Tirol: Transitverkehr in Schranken weisen!
- Martin L.
- vor 5 Tagen
- 2 Min. Lesezeit
(Lokalbericht aus Tirol)

Am Samstag dem 27. Juni wurde die Fernpass-Route zwischen Reutte und Nassereith in Nordtirol für zwei Stunden durch eine Demonstration blockiert. Es war nicht die erste Demonstration dieser Art und weitere sind bereits angekündigt, um den Transitverkehr durch Tirol einzudämmen.
Brennerpass erfolgreich blockiert
Nachdem am 30. Mai der Brennerpass (A13 und B182) erfolgreich blockiert wurde, war diesmal die Fernpass-Route (B179) dran. Anfang August soll es weitergehen. Die Fernpass-Route ist stark belastet, da man auf diesem Weg mautfrei durch Österreich nach Italien gelangt. Bis zu 30.000 Fahrzeuge fahren an einem Tag über den Pass, darunter zahlreiche Lkws, die auch eine andere Route nehmen könnten. Das zeigt sich unter anderem daran, dass es durch die angekündigte Blockade kaum zu Staus kam. „Während in den vergangenen 25 Jahren die Zahl der Lkw auf den Schweizer Alpentransitrouten um rund ein Drittel zurückgegangen ist, nahm der Lkw-Verkehr über den Brenner um die Hälfte zu“, sagt Klara Maria Schenk vom Verkehrsclub Österreich (VCÖ). Wesentlich dazu beigetragen hat die höhere Lkw-Maut in der Schweiz. Aufgrund der Mineralölsteuer (Dieselprivileg) ist Diesel in Österreich vergleichsweise günstig – zumindest im Vergleich zu Benzin bzw. zu anderen Ländern. (1)

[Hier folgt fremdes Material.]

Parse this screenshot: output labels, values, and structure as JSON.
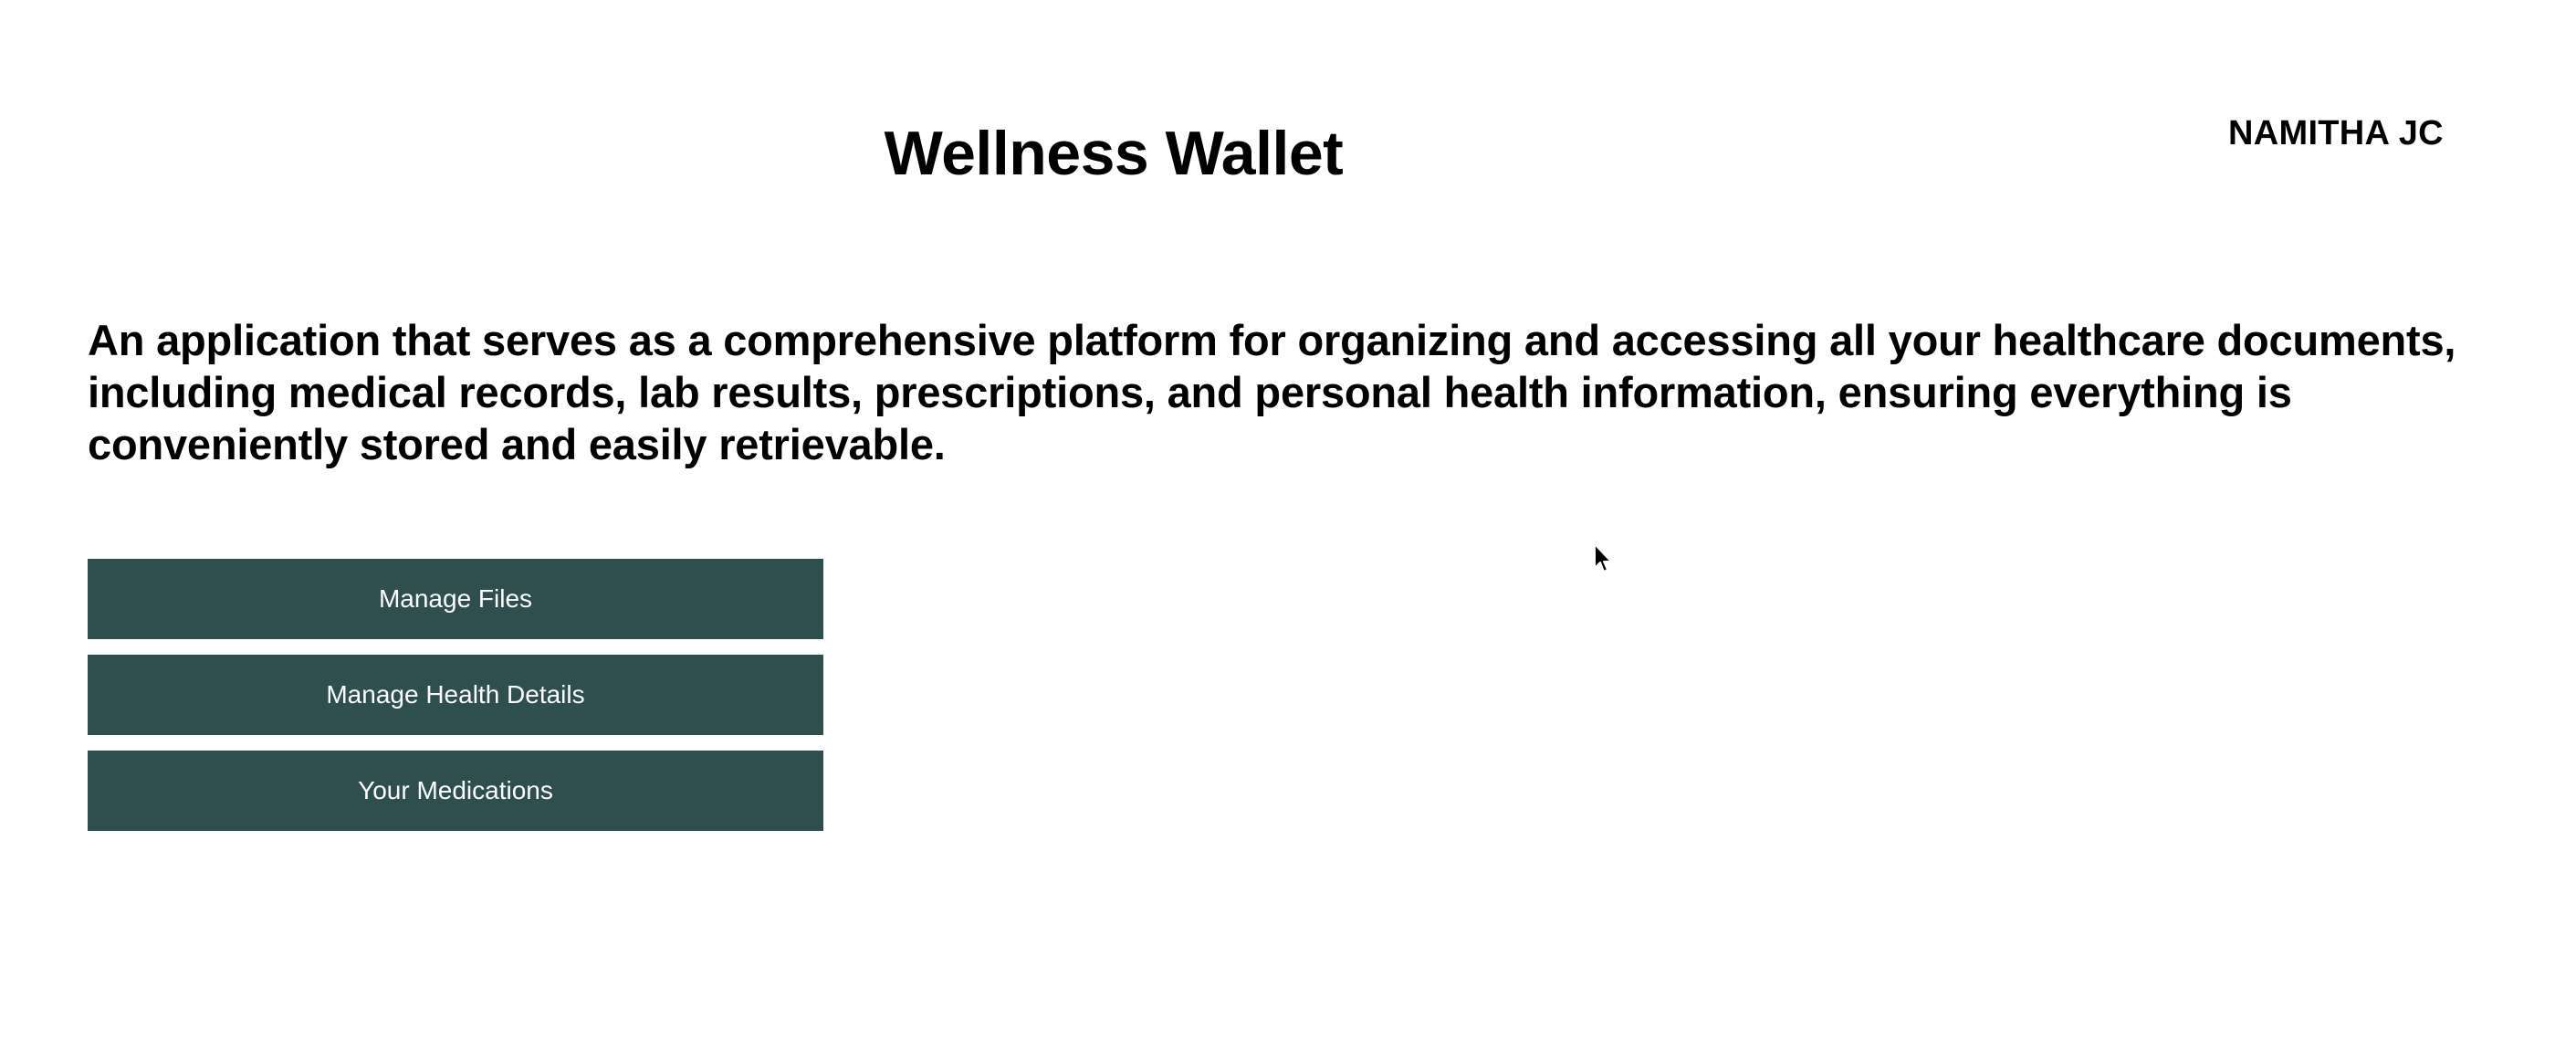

Belastung für Land und Leute
Bereits im Mai, als Tausende auf die Straße gingen, wurden die wichtigsten Anliegen der Anrainer formuliert. Der Transitverkehr verursacht Lärm und Feinstaubbelastung und zerstört die Luftqualität – zum Leidwesen der Tiroler Bevölkerung. Bürgerliche Politiker aller Couleur waren ebenso bei der Demonstration anwesend, wohl um die Bevölkerung zu besänftigen, denn gleichzeitig setzen sich alle bspw. für den Erhalt des Massentourismus ein. Verkehrsminister Peter Hanke (SPÖ), der sich im Vorfeld gegen die Demonstration ausgesprochen hatte, versuchte die Tiroler mit zukünftigen Lärmschutzmaßnahmen zu beschwichtigen. Er versprach, 150 Millionen Euro dafür aufzuwenden, schloss eine „eigenmächtige Lösung“ dieser Frage durch Österreich jedoch aus und forderte stattdessen zum „Dialog mit Deutschland und Italien”. (2) Eine mehr als billige Ausrede und Ablenkung, die nur zeigt, dass es offenbar überhaupt kein Interesse von Seiten der Regierung, sowohl in Bund als auch Land, gibt den massenhaften Transitverkehr zu beschränken.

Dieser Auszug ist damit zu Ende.